Teftiş anlık bir hadise. Olması gerekenler değerlendiriliyor ve rapor haline getiriliyor. Ama ocak canlı bir organizma. Burada bir saat sonra, bir gün sonra, bir ay sonra ne olacağını bilemiyorsunuz. Bunun için yasa, iş yerinde iş güvenliği uzmanı ve iş hekimini bulundurma zorunluluğunu getiriyor. Ayrıca bir maden mühendisi de teknik nezaretçi olarak orada bulunmak zorunda. Yani madende 24 saat boyunca gelişen olayları takip edip orada iş verene bildirecek uzman var, teknik nezaretçi var. Rapor defterleri var. Bunların hepsine savcılık el koymuş durumda. Kimin nereden ne ihmali var kimin ihmali yok, bunlar net bir şekilde ortaya çıkacak."
Çelik, madenlerde hayati tehlike arz eden konularda programlı teftişler yapıldığını, anlık gelişmelerin ya şikayetle tespit edildiğini ya da iş yerindeki uzman tarafından bildirildiğini söyledi.
"DENETİMLER DE DENETLENECEK"
Madenlerin geniş bir alana sahip olduğunu, bu nedenle yapısal sorunların bulunduğunun altını çizen Çelik, "Bizim maden alanlarının jeolojik yapısında sorunlar var. Biz üç kıtanın arasındayız. Bunun getirdiği maden açısından, rezervlerin kalitesi ve çalışma koşulları açısından bizim ciddi sıkıntılarımız var" dedi.
Çelik, 80 milyon ton kömür çıkarıldığını, 106 milyon ton kömüre ihtiyaç olduğunu, 990 megavatlık santrallerin kömürle beslendiğini, bütün bu süreçte can güvenliğinin sağlanması gerektiğini, bu nedenle kurulacak araştırma komisyonunun büyük önem arz ettiğini söyledi.
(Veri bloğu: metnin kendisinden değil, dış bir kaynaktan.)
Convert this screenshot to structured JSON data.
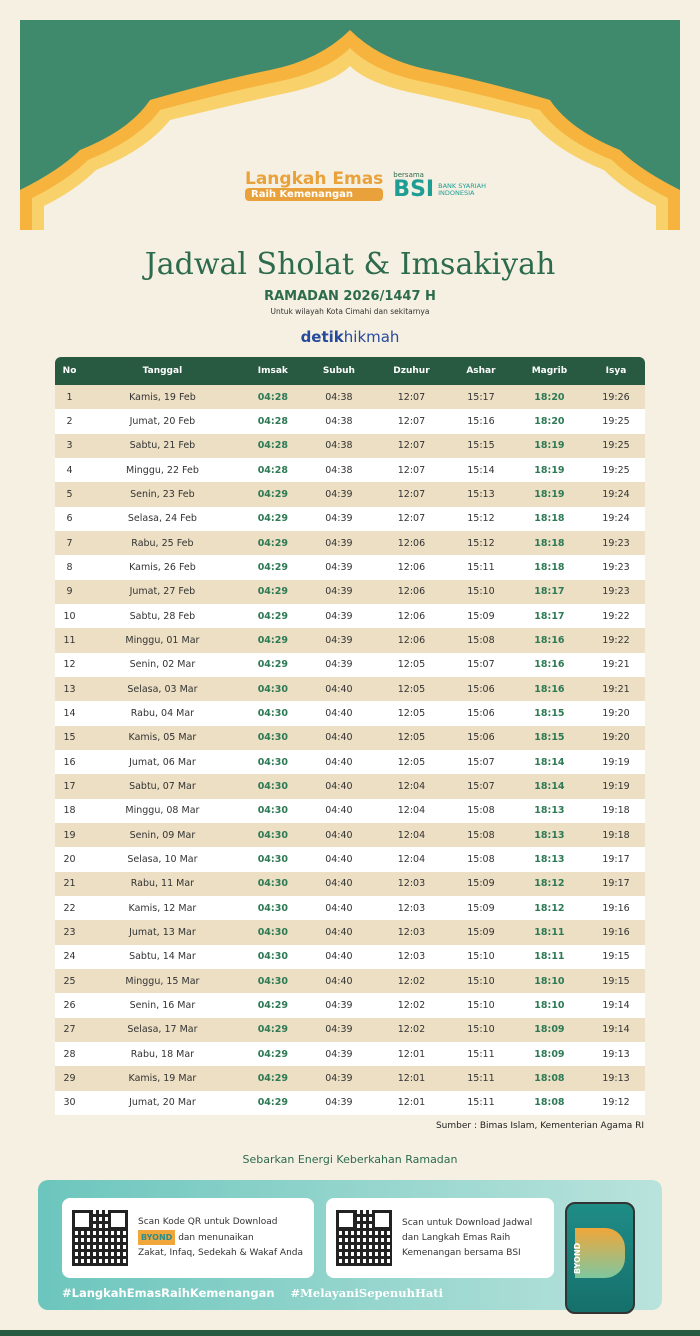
{
  "header": {
    "brand_title": "Langkah Emas",
    "brand_subtitle": "Raih Kemenangan",
    "bersama": "bersama",
    "bsi": "BSI",
    "bsi_full": "BANK SYARIAH INDONESIA"
  },
  "title": "Jadwal Sholat & Imsakiyah",
  "subtitle": "RAMADAN 2026/1447 H",
  "region": "Untuk wilayah Kota Cimahi dan sekitarnya",
  "publisher": {
    "bold": "detik",
    "light": "hikmah"
  },
  "colors": {
    "primary": "#285a42",
    "accent": "#e9a23b",
    "highlight": "#2d7a55",
    "row_alt": "#ecdfc4"
  },
  "table": {
    "columns": [
      "No",
      "Tanggal",
      "Imsak",
      "Subuh",
      "Dzuhur",
      "Ashar",
      "Magrib",
      "Isya"
    ],
    "rows": [
      [
        "1",
        "Kamis, 19 Feb",
        "04:28",
        "04:38",
        "12:07",
        "15:17",
        "18:20",
        "19:26"
      ],
      [
        "2",
        "Jumat, 20 Feb",
        "04:28",
        "04:38",
        "12:07",
        "15:16",
        "18:20",
        "19:25"
      ],
      [
        "3",
        "Sabtu, 21 Feb",
        "04:28",
        "04:38",
        "12:07",
        "15:15",
        "18:19",
        "19:25"
      ],
      [
        "4",
        "Minggu, 22 Feb",
        "04:28",
        "04:38",
        "12:07",
        "15:14",
        "18:19",
        "19:25"
      ],
      [
        "5",
        "Senin, 23 Feb",
        "04:29",
        "04:39",
        "12:07",
        "15:13",
        "18:19",
        "19:24"
      ],
      [
        "6",
        "Selasa, 24 Feb",
        "04:29",
        "04:39",
        "12:07",
        "15:12",
        "18:18",
        "19:24"
      ],
      [
        "7",
        "Rabu, 25 Feb",
        "04:29",
        "04:39",
        "12:06",
        "15:12",
        "18:18",
        "19:23"
      ],
      [
        "8",
        "Kamis, 26 Feb",
        "04:29",
        "04:39",
        "12:06",
        "15:11",
        "18:18",
        "19:23"
      ],
      [
        "9",
        "Jumat, 27 Feb",
        "04:29",
        "04:39",
        "12:06",
        "15:10",
        "18:17",
        "19:23"
      ],
      [
        "10",
        "Sabtu, 28 Feb",
        "04:29",
        "04:39",
        "12:06",
        "15:09",
        "18:17",
        "19:22"
      ],
      [
        "11",
        "Minggu, 01 Mar",
        "04:29",
        "04:39",
        "12:06",
        "15:08",
        "18:16",
        "19:22"
      ],
      [
        "12",
        "Senin, 02 Mar",
        "04:29",
        "04:39",
        "12:05",
        "15:07",
        "18:16",
        "19:21"
      ],
      [
        "13",
        "Selasa, 03 Mar",
        "04:30",
        "04:40",
        "12:05",
        "15:06",
        "18:16",
        "19:21"
      ],
      [
        "14",
        "Rabu, 04 Mar",
        "04:30",
        "04:40",
        "12:05",
        "15:06",
        "18:15",
        "19:20"
      ],
      [
        "15",
        "Kamis, 05 Mar",
        "04:30",
        "04:40",
        "12:05",
        "15:06",
        "18:15",
        "19:20"
      ],
      [
        "16",
        "Jumat, 06 Mar",
        "04:30",
        "04:40",
        "12:05",
        "15:07",
        "18:14",
        "19:19"
      ],
      [
        "17",
        "Sabtu, 07 Mar",
        "04:30",
        "04:40",
        "12:04",
        "15:07",
        "18:14",
        "19:19"
      ],
      [
        "18",
        "Minggu, 08 Mar",
        "04:30",
        "04:40",
        "12:04",
        "15:08",
        "18:13",
        "19:18"
      ],
      [
        "19",
        "Senin, 09 Mar",
        "04:30",
        "04:40",
        "12:04",
        "15:08",
        "18:13",
        "19:18"
      ],
      [
        "20",
        "Selasa, 10 Mar",
        "04:30",
        "04:40",
        "12:04",
        "15:08",
        "18:13",
        "19:17"
      ],
      [
        "21",
        "Rabu, 11 Mar",
        "04:30",
        "04:40",
        "12:03",
        "15:09",
        "18:12",
        "19:17"
      ],
      [
        "22",
        "Kamis, 12 Mar",
        "04:30",
        "04:40",
        "12:03",
        "15:09",
        "18:12",
        "19:16"
      ],
      [
        "23",
        "Jumat, 13 Mar",
        "04:30",
        "04:40",
        "12:03",
        "15:09",
        "18:11",
        "19:16"
      ],
      [
        "24",
        "Sabtu, 14 Mar",
        "04:30",
        "04:40",
        "12:03",
        "15:10",
        "18:11",
        "19:15"
      ],
      [
        "25",
        "Minggu, 15 Mar",
        "04:30",
        "04:40",
        "12:02",
        "15:10",
        "18:10",
        "19:15"
      ],
      [
        "26",
        "Senin, 16 Mar",
        "04:29",
        "04:39",
        "12:02",
        "15:10",
        "18:10",
        "19:14"
      ],
      [
        "27",
        "Selasa, 17 Mar",
        "04:29",
        "04:39",
        "12:02",
        "15:10",
        "18:09",
        "19:14"
      ],
      [
        "28",
        "Rabu, 18 Mar",
        "04:29",
        "04:39",
        "12:01",
        "15:11",
        "18:09",
        "19:13"
      ],
      [
        "29",
        "Kamis, 19 Mar",
        "04:29",
        "04:39",
        "12:01",
        "15:11",
        "18:08",
        "19:13"
      ],
      [
        "30",
        "Jumat, 20 Mar",
        "04:29",
        "04:39",
        "12:01",
        "15:11",
        "18:08",
        "19:12"
      ]
    ]
  },
  "source": "Sumber : Bimas Islam, Kementerian Agama RI",
  "tagline": "Sebarkan Energi Keberkahan Ramadan",
  "footer": {
    "card1": {
      "line1": "Scan Kode QR untuk Download",
      "byond": "BYOND",
      "line2": "dan menunaikan",
      "line3": "Zakat, Infaq, Sedekah & Wakaf Anda"
    },
    "card2": {
      "line1": "Scan untuk Download Jadwal",
      "line2": "dan Langkah Emas Raih",
      "line3": "Kemenangan bersama BSI"
    },
    "hashtag1": "#LangkahEmasRaihKemenangan",
    "hashtag2": "#MelayaniSepenuhHati",
    "phone_brand": "BYOND"
  }
}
Araştırma komisyonundan önemli tespitler çıkacağını kaydeden Çelik, "Özellikle de bu konuyla ilgili. Teftiş kurulları, bu olayın nereden kaynaklandığının araştırmasını yapıyorlar. Ayrıca yapılan denetimlerin de denetlenmesi ile ilgili düğmeye bastık. O da ortaya çıkacak" dedi. Çelik, kimsenin haksız yere itibarsızlaştırılmaması gerektiğini işaret etti.
"TAŞERON, EMEĞİN SÖMÜRÜSÜ..."
Konuşmasında taşeron sistemi de eleştiren Çelik, "Tabii ki madencilik sisteminde rödovans uygulaması, sürenin kısa olması ve burada teknolojik yatırımların olmaması, taşeron denilen -açıkça ifade ediyorum- emeğin sömürüsü ve defalarca burada dile getirdiğimiz…Hükümet nezdinde de son aşamaya getirdiğimiz uygulamalar maalesef bu sistem içerisinde var" dedi.
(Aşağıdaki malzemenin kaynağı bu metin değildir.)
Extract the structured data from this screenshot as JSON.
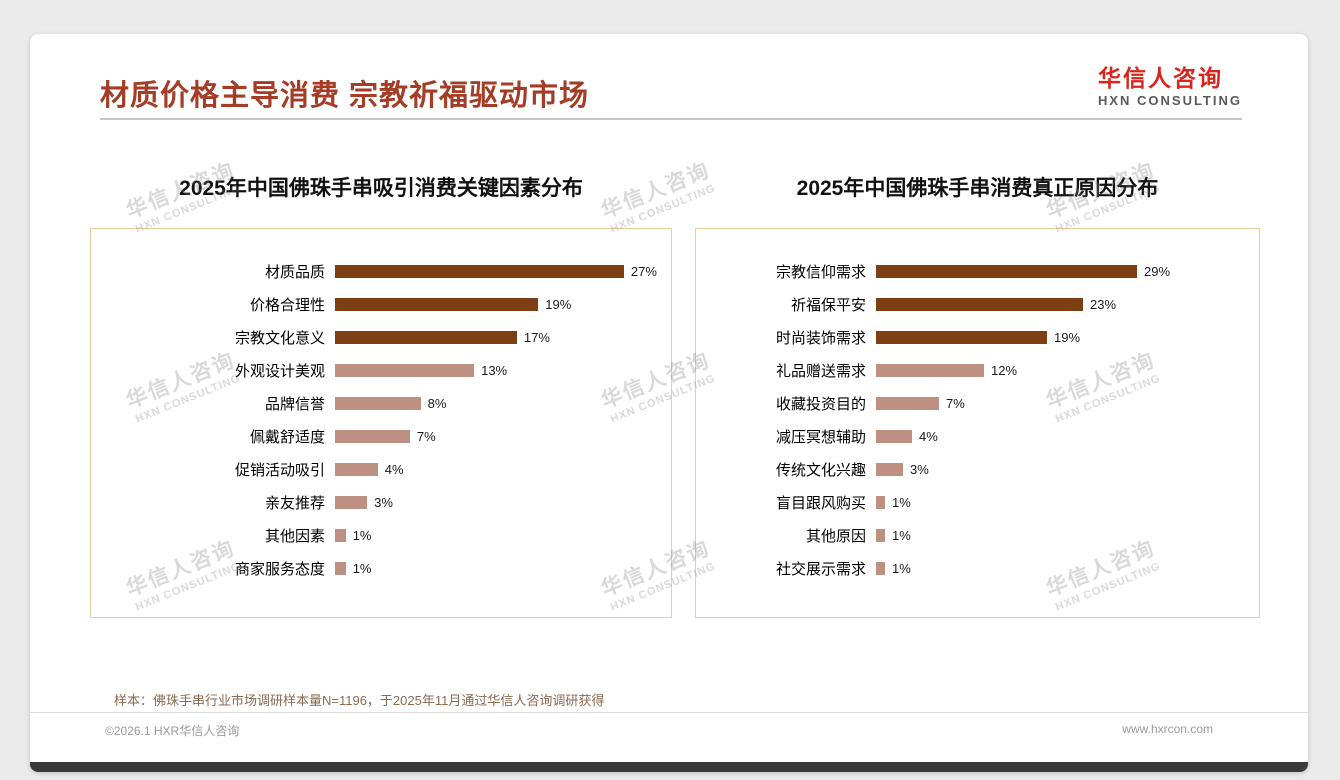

Enerji ve madencilikle ilgili politikaların mutlaka masaya yatırılması gerektiğine işaret eden Çelik, kurulacak araştırma komisyonunun buna katkı sağlayacağını ifade etti.
Burada amacın, birlikte beklenen çözümleri üretebilmek olduğunu vurgulayarak, şöyle devam etti:
"Onun için 'Şu doğruyu söylüyor, şu eksik söylüyor' meselesi değil bu mesele. Bu mesele, birlikte çözülmesi gereken, enerji politikalarımız ile madenlerimizin mevcut fiziki durumları ve bu fiziki durumların neler, ne gibi sorunlar ortaya çıkardığı konusudur. Ben inanıyorum ki araştırma komisyonu neticesinde, bazılarının oraya varmadan, bazılarının ise o tespitlerin içerisinde yol gösterici olacağı inancı içerisindeyim. Hükümet bünyesinde Enerji Bakanlığımızın Maden Yasası'yla ilgili yeni bir çalışması var. Bizler de bu çerçevede, özellikle çalışma hayatıyla ilgili yaşanan sorunların ortadan kaldırılması konusunda, birlikte, üzerimize düşeni yapacağız diyorum. Gerçekten de bu konuda söylenmesi gereken çok husus var. Şunu söylüyorum: Çok üretim maalesef, güvenliği riske ediyor. Bunu da ifade ediyorum. Onun için, bu konuları, inşallah önümüzdeki dönem içerisinde sağlıklı bir noktaya taşıyacağız"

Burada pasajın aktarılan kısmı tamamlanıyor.